Article from 5:4 on 'The Wonderful Widow of Eighteen Springs' performed at the Huddersfield Festival
John Cage – The Wonderful Widow of Eighteen Springs
written by 5:4 March 21, 2012 • 20:43
Austerity is probably not the first characteristic that would come to mind when describing the music of John Cage, and yet that’s precisely what dominates his short song The Wonderful Widow of Eighteen Springs, composed in 1942. The text is extracted from a passage (on page 556) of James Joyce’s Finnegans Wake:
night by silentsailing night…
Isobel…
wildwoods’ eyes and primarose hair,
quietly,
all the woods so wild, in mauves of
moss and daphnedews,
how all so still she lay neath of the
whitethorn, child of tree,
like some losthappy leaf,
like blowing flower stilled,
as fain would she anon,
for soon again ‘twil be,
win me, woo me, wed me,
ah weary me!
deeply,
Now evencalm lay sleeping; night
Isobel
Sister Isobel
Saintette Isobel
madame Isa
Veuve La belle
Cage sets these words for voice and piano, on both of whom he imposes severe restrictions; the singer has just three pitches at their disposal (F#, G# and C#) while the pianist isn’t even allowed to open the lid, playing instead on the outside of the instrument. Cage flirted with strict pitch restrictions a few years earlier in the Five Songs for Contralto (song no. 3, “in Just-“, also uses just three pitches), but the atmosphere he establishes here is much more sombre and unsettling.
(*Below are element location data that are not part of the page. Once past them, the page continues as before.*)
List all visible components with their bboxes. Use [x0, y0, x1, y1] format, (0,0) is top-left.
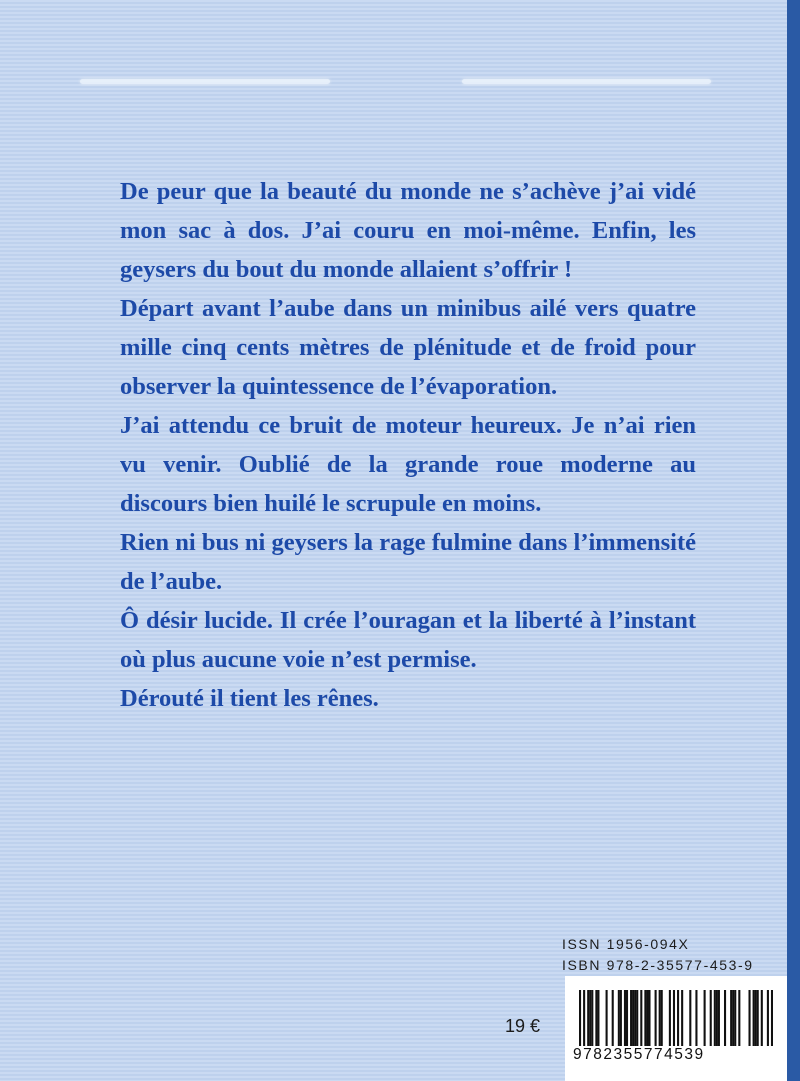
decorative-rule-right	[462, 79, 711, 84]
barcode-bar	[597, 990, 599, 1046]
barcode-bar	[689, 990, 691, 1046]
barcode-bar	[716, 990, 718, 1046]
barcode-panel	[565, 976, 787, 1081]
blurb-paragraph: J’ai attendu ce bruit de moteur heureux. Je n’ai rien vu venir. Oublié de la grande roue moderne au discours bien huilé le scrupule en moins.	[120, 412, 696, 517]
barcode-bar	[659, 990, 661, 1046]
barcode-bar	[704, 990, 706, 1046]
price-label: 19 €	[505, 1016, 541, 1036]
identifier-block	[562, 934, 754, 976]
issn-number: ISSN 1956-094X	[562, 936, 690, 952]
barcode-bar	[755, 990, 757, 1046]
barcode-bar	[753, 990, 755, 1046]
barcode-bar	[710, 990, 712, 1046]
barcode-bar	[681, 990, 683, 1046]
blurb-paragraph: Rien ni bus ni geysers la rage fulmine dans l’immensité de l’aube.	[120, 529, 696, 595]
barcode-bar	[591, 990, 593, 1046]
blurb-paragraph: De peur que la beauté du monde ne s’achève j’ai vidé mon sac à dos. J’ai couru en moi-même. Enfin, les geysers du bout du monde allaient s’offrir !	[120, 178, 696, 283]
barcode-bar	[738, 990, 740, 1046]
barcode-bar	[634, 990, 636, 1046]
barcode-bar	[640, 990, 642, 1046]
barcode-bar	[620, 990, 622, 1046]
barcode-bar	[618, 990, 620, 1046]
barcode-bar	[677, 990, 679, 1046]
decorative-rule-left	[80, 79, 330, 84]
isbn-number: ISBN 978-2-35577-453-9	[562, 957, 754, 973]
barcode-bar	[714, 990, 716, 1046]
barcode-bar	[724, 990, 726, 1046]
barcode-bar	[695, 990, 697, 1046]
barcode-bar	[732, 990, 734, 1046]
barcode-bar	[673, 990, 675, 1046]
blurb-paragraph: Départ avant l’aube dans un minibus ailé vers quatre mille cinq cents mètres de plénitude et de froid pour observer la quintessence de l’évaporation.	[120, 295, 696, 400]
barcode-bar	[661, 990, 663, 1046]
barcode-bar	[648, 990, 650, 1046]
barcode-bar	[595, 990, 597, 1046]
barcode-bar	[646, 990, 648, 1046]
barcode-bar	[669, 990, 671, 1046]
barcode-bar	[589, 990, 591, 1046]
barcode-bar	[730, 990, 732, 1046]
barcode-bar	[583, 990, 585, 1046]
barcode-bar	[644, 990, 646, 1046]
barcode-bar	[626, 990, 628, 1046]
barcode-bar	[718, 990, 720, 1046]
barcode-bar	[612, 990, 614, 1046]
barcode-bar	[655, 990, 657, 1046]
barcode-bar	[606, 990, 608, 1046]
barcode-bar	[632, 990, 634, 1046]
barcode-bars	[579, 990, 773, 1046]
barcode-bar	[630, 990, 632, 1046]
spine-color-band	[787, 0, 800, 1081]
blurb-text	[120, 172, 696, 718]
barcode-bar	[748, 990, 750, 1046]
blurb-paragraph: Dérouté il tient les rênes.	[120, 685, 379, 712]
barcode-bar	[757, 990, 759, 1046]
barcode-digits: 9782355774539	[573, 1046, 705, 1063]
barcode-bar	[636, 990, 638, 1046]
barcode-bar	[587, 990, 589, 1046]
barcode-bar	[579, 990, 581, 1046]
barcode-bar	[767, 990, 769, 1046]
barcode-bar	[734, 990, 736, 1046]
barcode-bar	[624, 990, 626, 1046]
blurb-paragraph: Ô désir lucide. Il crée l’ouragan et la liberté à l’instant où plus aucune voie n’est permise.	[120, 607, 696, 673]
barcode-bar	[771, 990, 773, 1046]
barcode-bar	[761, 990, 763, 1046]
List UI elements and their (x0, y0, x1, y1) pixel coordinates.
The voice is instructed to sing without vibrato, and the result is a strange cross between sacred chant and folk song, somehow elegant and crude simultaneously. The blunt wooden knocks from the piano create a texture that’s similarly paradoxical, one moment sounding like the random clonks of branches or heavily stylised insect noises, the next like a carefully choreographed ritual. Combined, the effect is truly eerie, and a perfect mouthpiece for Joyce’s highly expressive nocturnal text.
This performance was given by mezzo-soprano Lore Lixenberg and pianist Philip Thomas at the 2008 Huddersfield Festival. Lixenberg is superb, dramatic but subtle, at times sounding almost as though she’s about to swoon, while Philip Thomas must have had very red knuckles by the end.